Despite the potentially good news, there is evidence that the UK economy is weakening. Manufacturing activity has been weak for some time and continued to fall over the past three months, while the services sector, which includes retail, transportation and financial companies, also saw slowing activity. Against this backdrop, the Office for National Statistics revised its estimate for gross domestic product growth, which measures the size and health of the economy, for the three months to September and found that it contracted by 0.3%. The expectation is for another contraction in the final three months of the year given that spending fell as prices went up.
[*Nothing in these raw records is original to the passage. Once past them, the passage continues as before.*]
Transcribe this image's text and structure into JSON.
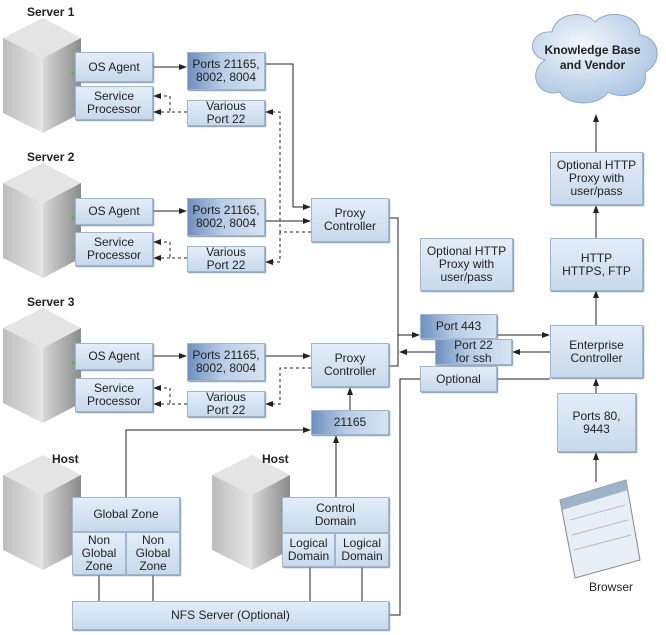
{
  "servers": [
    {
      "label": "Server 1",
      "os_agent": "OS Agent",
      "service_processor": "Service\nProcessor",
      "ports": "Ports 21165,\n8002, 8004",
      "various": "Various\nPort 22"
    },
    {
      "label": "Server 2",
      "os_agent": "OS Agent",
      "service_processor": "Service\nProcessor",
      "ports": "Ports 21165,\n8002, 8004",
      "various": "Various\nPort 22"
    },
    {
      "label": "Server 3",
      "os_agent": "OS Agent",
      "service_processor": "Service\nProcessor",
      "ports": "Ports 21165,\n8002, 8004",
      "various": "Various\nPort 22"
    }
  ],
  "proxy_controllers": [
    "Proxy\nController",
    "Proxy\nController"
  ],
  "port_21165": "21165",
  "hosts": [
    {
      "label": "Host",
      "top": "Global Zone",
      "subs": [
        "Non\nGlobal\nZone",
        "Non\nGlobal\nZone"
      ]
    },
    {
      "label": "Host",
      "top": "Control\nDomain",
      "subs": [
        "Logical\nDomain",
        "Logical\nDomain"
      ]
    }
  ],
  "nfs": "NFS Server (Optional)",
  "middle": {
    "http_proxy": "Optional HTTP\nProxy with\nuser/pass",
    "port_443": "Port 443",
    "port_22": "Port 22\nfor ssh",
    "optional": "Optional"
  },
  "enterprise_controller": "Enterprise\nController",
  "http_box": "HTTP\nHTTPS, FTP",
  "right_proxy": "Optional HTTP\nProxy with\nuser/pass",
  "cloud": "Knowledge Base\nand Vendor",
  "ports_80": "Ports 80,\n9443",
  "browser": "Browser",
  "colors": {
    "box": "#d3e2f1",
    "dark_box": "#7f9dc9",
    "line": "#333333",
    "cloud": "#c9dcf0"
  }
}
The UK’s financial markets were much quieter over the past three months as they recovered from the bout of volatility brought on by the large fiscal stimulus package announced by the former prime minister and chancellor of the exchequer in their September ‘mini budget’. As a former chancellor, Rishi Sunak’s appointment as prime minister in late October went some way to calm markets, while new chancellor Jeremy Hunt reversed many of the proposals in the mini budgets and used the Autumn Statement to set a more fiscally prudent tone.
In Europe, inflation fell to 9.2% in December, from 10.1% the month before. An uncharacteristically warm winter was good news for consumers because it reduced the need to turn up thermostats to heat homes, but on the flip side it also meant ski hills across the Alps had to close temporarily because of bare slopes. While Europe’s economy has shown weakness recently, with overall business sentiment being negative and activity slowing down, there was some good news as the unemployment rate remained stable in November and industrial production increased more than expected.
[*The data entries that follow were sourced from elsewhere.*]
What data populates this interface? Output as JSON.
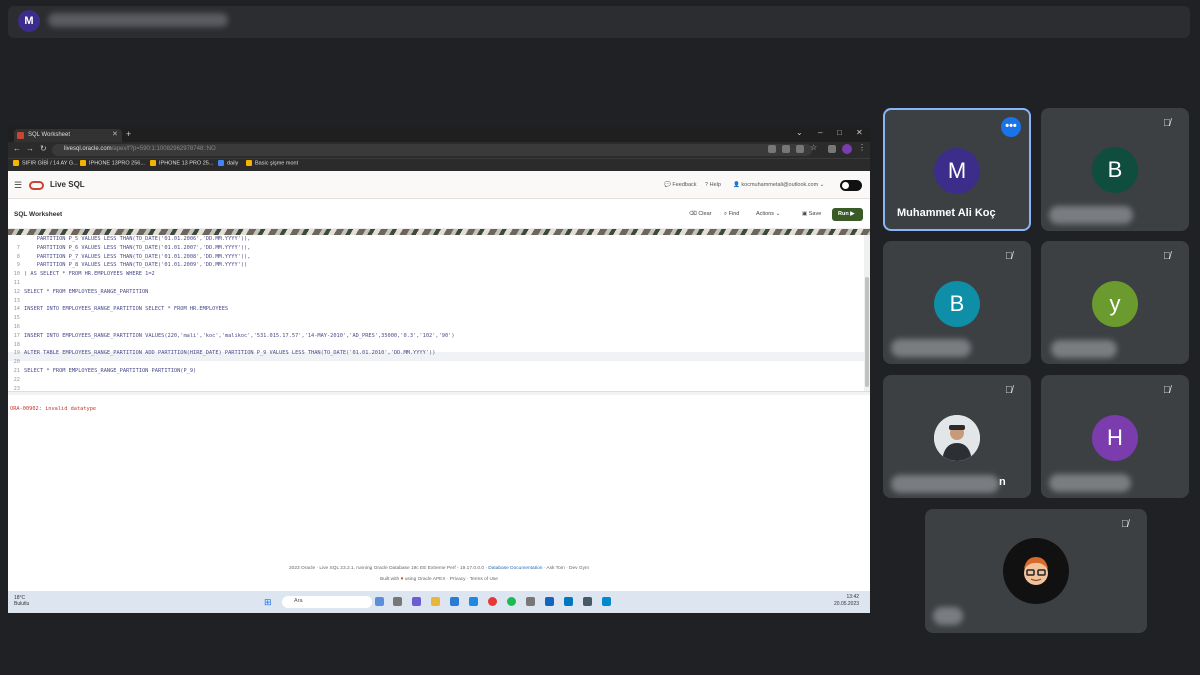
{
  "meet": {
    "presenter_initial": "M"
  },
  "browser": {
    "tab_title": "SQL Worksheet",
    "url_host": "livesql.oracle.com",
    "url_path": "/apex/f?p=590:1:10082962978748::NO",
    "bookmarks": [
      "SIFIR GİBİ / 14 AY G...",
      "IPHONE 13PRO 256...",
      "IPHONE 13 PRO 25...",
      "daily",
      "Basic şişme mont"
    ]
  },
  "app": {
    "name": "Live SQL",
    "feedback": "Feedback",
    "help": "Help",
    "user_email": "kocmuhammetali@outlook.com",
    "worksheet_title": "SQL Worksheet",
    "clear": "Clear",
    "find": "Find",
    "actions": "Actions",
    "save": "Save",
    "run": "Run"
  },
  "editor": {
    "lines": [
      {
        "n": "",
        "code": "    PARTITION P_5 VALUES LESS THAN(TO_DATE('01.01.2006','DD.MM.YYYY')),"
      },
      {
        "n": "7",
        "code": "    PARTITION P_6 VALUES LESS THAN(TO_DATE('01.01.2007','DD.MM.YYYY')),"
      },
      {
        "n": "8",
        "code": "    PARTITION P_7 VALUES LESS THAN(TO_DATE('01.01.2008','DD.MM.YYYY')),"
      },
      {
        "n": "9",
        "code": "    PARTITION P_8 VALUES LESS THAN(TO_DATE('01.01.2009','DD.MM.YYYY'))"
      },
      {
        "n": "10",
        "code": ") AS SELECT * FROM HR.EMPLOYEES WHERE 1=2"
      },
      {
        "n": "11",
        "code": ""
      },
      {
        "n": "12",
        "code": "SELECT * FROM EMPLOYEES_RANGE_PARTITION"
      },
      {
        "n": "13",
        "code": ""
      },
      {
        "n": "14",
        "code": "INSERT INTO EMPLOYEES_RANGE_PARTITION SELECT * FROM HR.EMPLOYEES"
      },
      {
        "n": "15",
        "code": ""
      },
      {
        "n": "16",
        "code": ""
      },
      {
        "n": "17",
        "code": "INSERT INTO EMPLOYEES_RANGE_PARTITION VALUES(220,'mali','koc','malikoc','531.015.17.57','14-MAY-2010','AD_PRES',35000,'0.3','102','90')"
      },
      {
        "n": "18",
        "code": ""
      },
      {
        "n": "19",
        "code": "ALTER TABLE EMPLOYEES_RANGE_PARTITION ADD PARTITION(HIRE_DATE) PARTITION P_9 VALUES LESS THAN(TO_DATE('01.01.2010','DD.MM.YYYY'))"
      },
      {
        "n": "20",
        "code": ""
      },
      {
        "n": "21",
        "code": "SELECT * FROM EMPLOYEES_RANGE_PARTITION PARTITION(P_9)"
      },
      {
        "n": "22",
        "code": ""
      },
      {
        "n": "23",
        "code": ""
      }
    ],
    "error": "ORA-00902: invalid datatype"
  },
  "footer": {
    "line1": "2023 Oracle · Live SQL 23.2.1, running Oracle Database 19c EE Extreme Perf - 19.17.0.0.0 ·",
    "doc_link": "Database Documentation",
    "asktom": "· Ask Tom · Dev Gym",
    "built_pre": "Built with",
    "heart": "♥",
    "built_post": "using Oracle APEX · Privacy · Terms of Use"
  },
  "taskbar": {
    "temp": "18°C",
    "weather": "Bulutlu",
    "search": "Ara",
    "time": "13:42",
    "date": "20.05.2023"
  },
  "participants": [
    {
      "initial": "M",
      "name": "Muhammet Ali Koç",
      "color": "#3c2d8a",
      "active": true
    },
    {
      "initial": "B",
      "name": "",
      "color": "#0f4d3e"
    },
    {
      "initial": "B",
      "name": "",
      "color": "#0f8ea8"
    },
    {
      "initial": "y",
      "name": "",
      "color": "#6b9b2e"
    },
    {
      "initial": "",
      "name_suffix": "n",
      "photo": "person"
    },
    {
      "initial": "H",
      "name": "",
      "color": "#7b3cae"
    },
    {
      "initial": "",
      "photo": "memoji"
    }
  ],
  "colors": {
    "meet_bg": "#202124",
    "tile_bg": "#3c4043",
    "active_border": "#8ab4f8",
    "oracle_red": "#c74634",
    "run_green": "#3a5a28",
    "error_red": "#c0392b"
  }
}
Global equity (shares) and bond markets were mixed over the past three months. Equity markets began to rise in the second half of October and recorded strong performance until mid-December, when renewed concerns about inflation, interest rate hikes and rising Covid-19 infections in China pushed them downward again. Asia Pacific, Europe, the emerging markets and the UK delivered good performance, while North America was more turbulent.
Stock markets started to rise again at the start of the new year, but more recently have deteriorated once again on concerns about a coming recession, especially as major technology companies such as Amazon, Google and Microsoft have announced thousands of job cuts as they face falling revenues.
Bond markets closed 2022 having experienced a series of interest rate hikes that pushed up yields on benchmark government bonds, which meant their prices fell. The US Federal Reserve hiked rates twice during the final three months of the year, finishing at 4.5%. The Bank of England announced two rate hikes, bringing the UK interest rate to 3.5%.
With the annus horribilis of 2022 behind us, we believe a cautious approach is still necessary for the months ahead. Inflation remains high, economic conditions are weakening and central banks may continue to raise interest rates if consumer prices continue to rise. Along with these factors, there are other concerns entering our field of view: economies are weakening, businesses are beginning to cut jobs and a recession is a real possibility. This is not to mention the ongoing war in Ukraine, spiking Covid-19 infections in China and the ongoing supply chain constraints as a result.
It is very likely that we will see more interest rate hikes in the first half of 2023 until the Bank of England and other central banks are confident that inflation is under control. This, along with the negative outlook for the economy, means we could see further market volatility in the near term, and therefore we do not believe now is a time to take unnecessary risk.